Each of the 100 malware programs, including the 9 known ones, that have the same domain queries as malware 0398eff appear in community 4. The histogram of Jaccard index is shown in Figure 7.
Figure 7. Histogram of Jaccard index for nodes in community 4
We can tell from the histogram that the malware programs in community 4 could be generally split into two sets. One set contains 100 malware that have exactly the same domain queries as malware 0398eff, and the other set has nodes that are much less similar to it. The graph visualization in Figure 8 demonstrates the split. By this analysis, we have found those previously unknown 91 malware behaving similarly to some known malware.
This blog post demonstrates how I used DNS query data to conduct network-based graphic analysis for malware. Similar analysis can be done with the domain names to identify groups of domains that tend to be queried together by a malware program. This can help identify potentially malicious domains that were previously unknown.

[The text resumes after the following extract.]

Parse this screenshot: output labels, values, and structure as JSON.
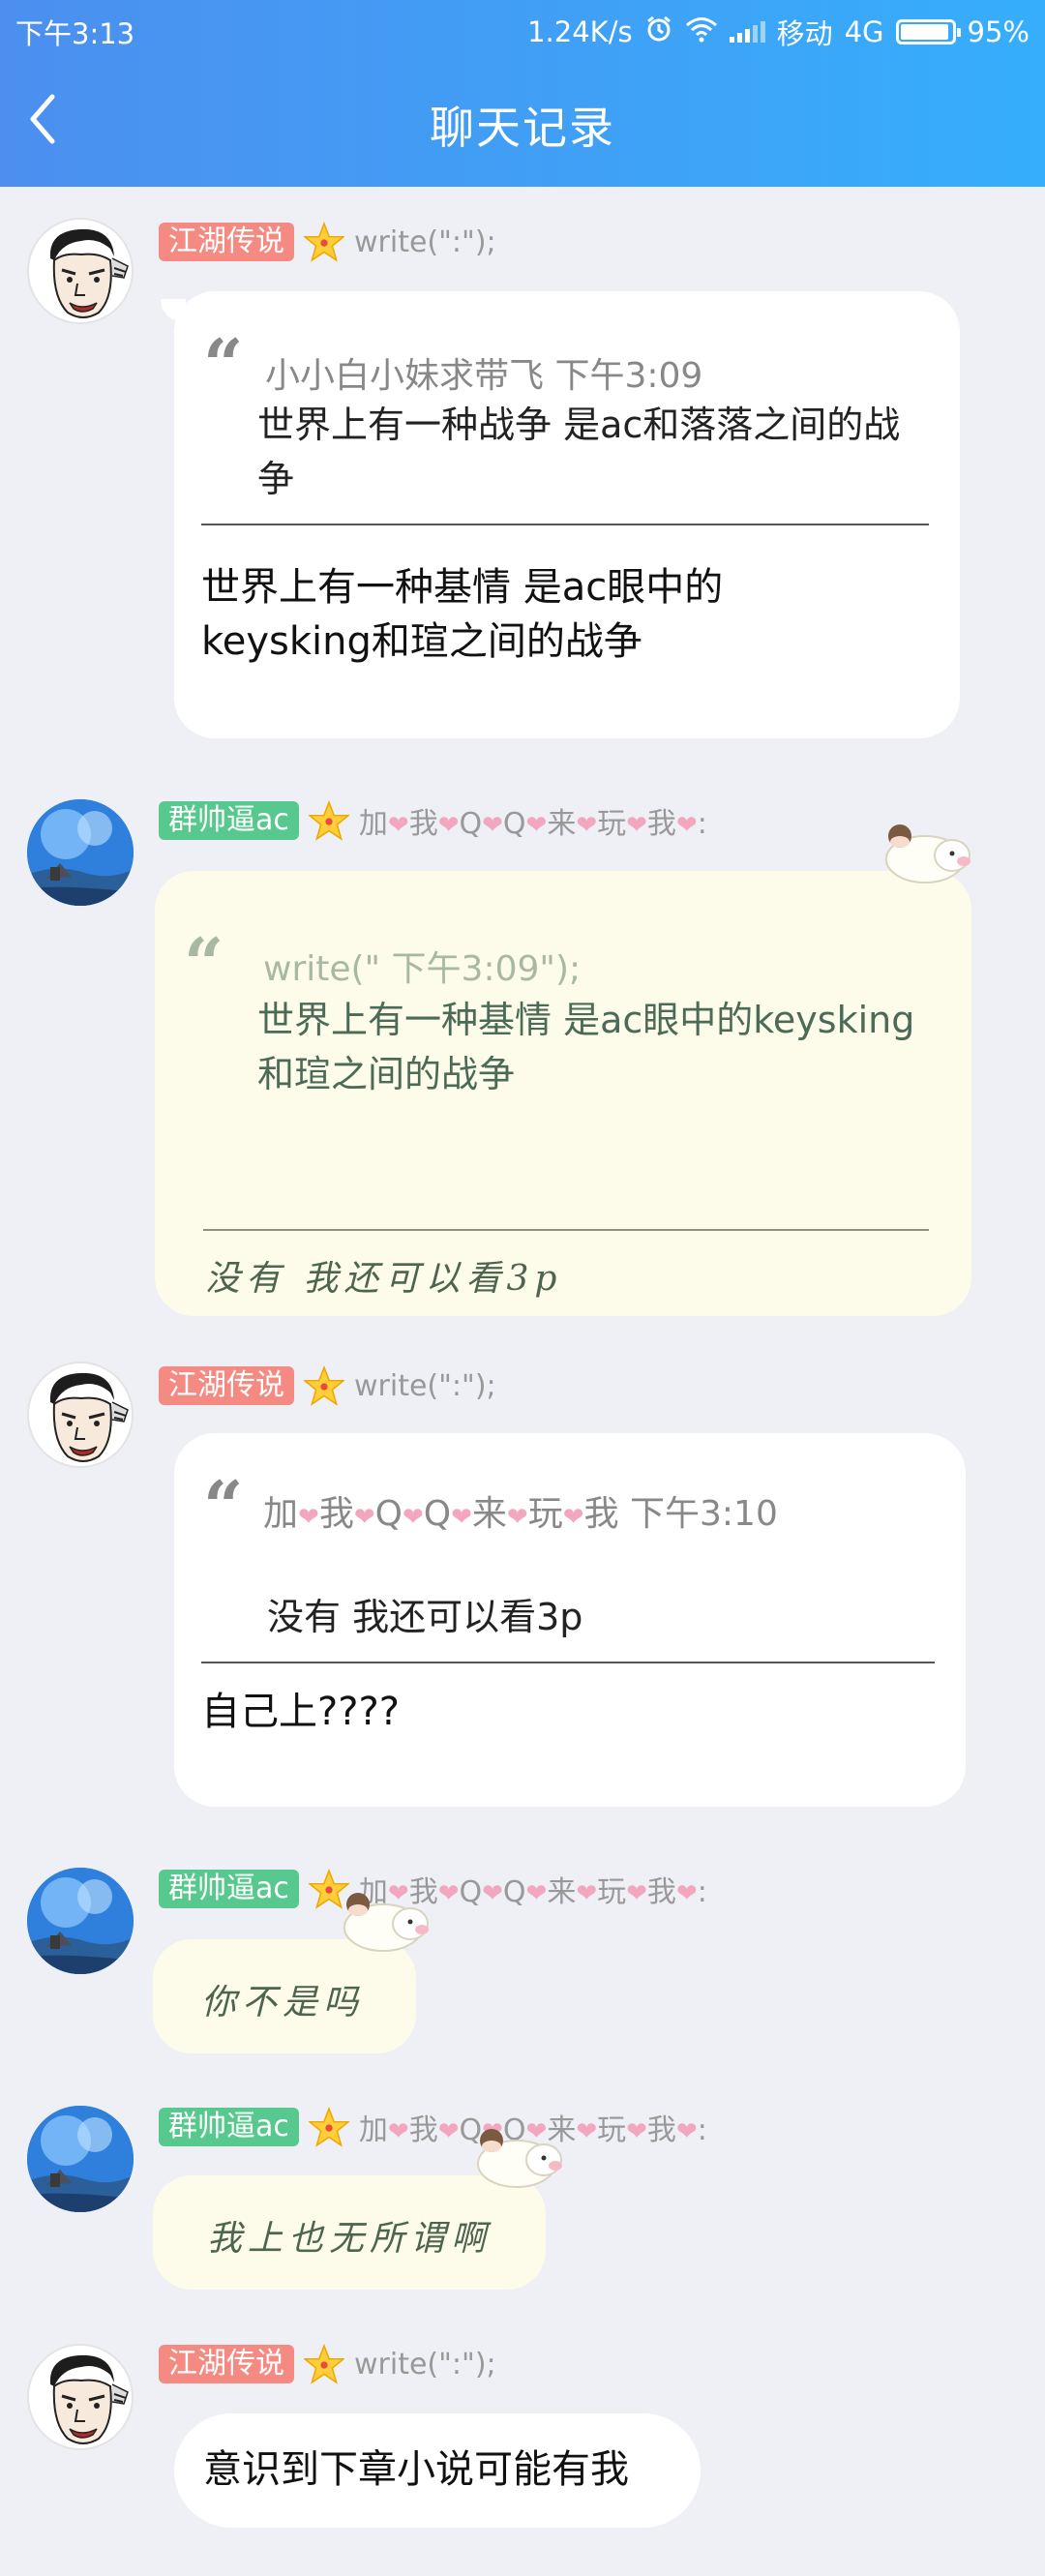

Given the vast quantities of data those of us in the security world handle daily, data science techniques are an increasingly efficient and informative way to identify malware and targeted domains. While machine learning and clustering tend to dominate these kinds of analyses, social network based graphic methods should increasingly become another tool in the data science toolbox for malware detection. Through the identification of communities, betweenness, and similarity scores, network analysis helps show not only connectivity, but also logical groupings and outliers within the network. Viewing malware and domains as a network provides another more intuitive approach for wrangling the big data security environment. Given the limited features available in the DNS passive query data, graph analytic approaches supplement traditional static and dynamic approaches and elevate capabilities in malware analytics.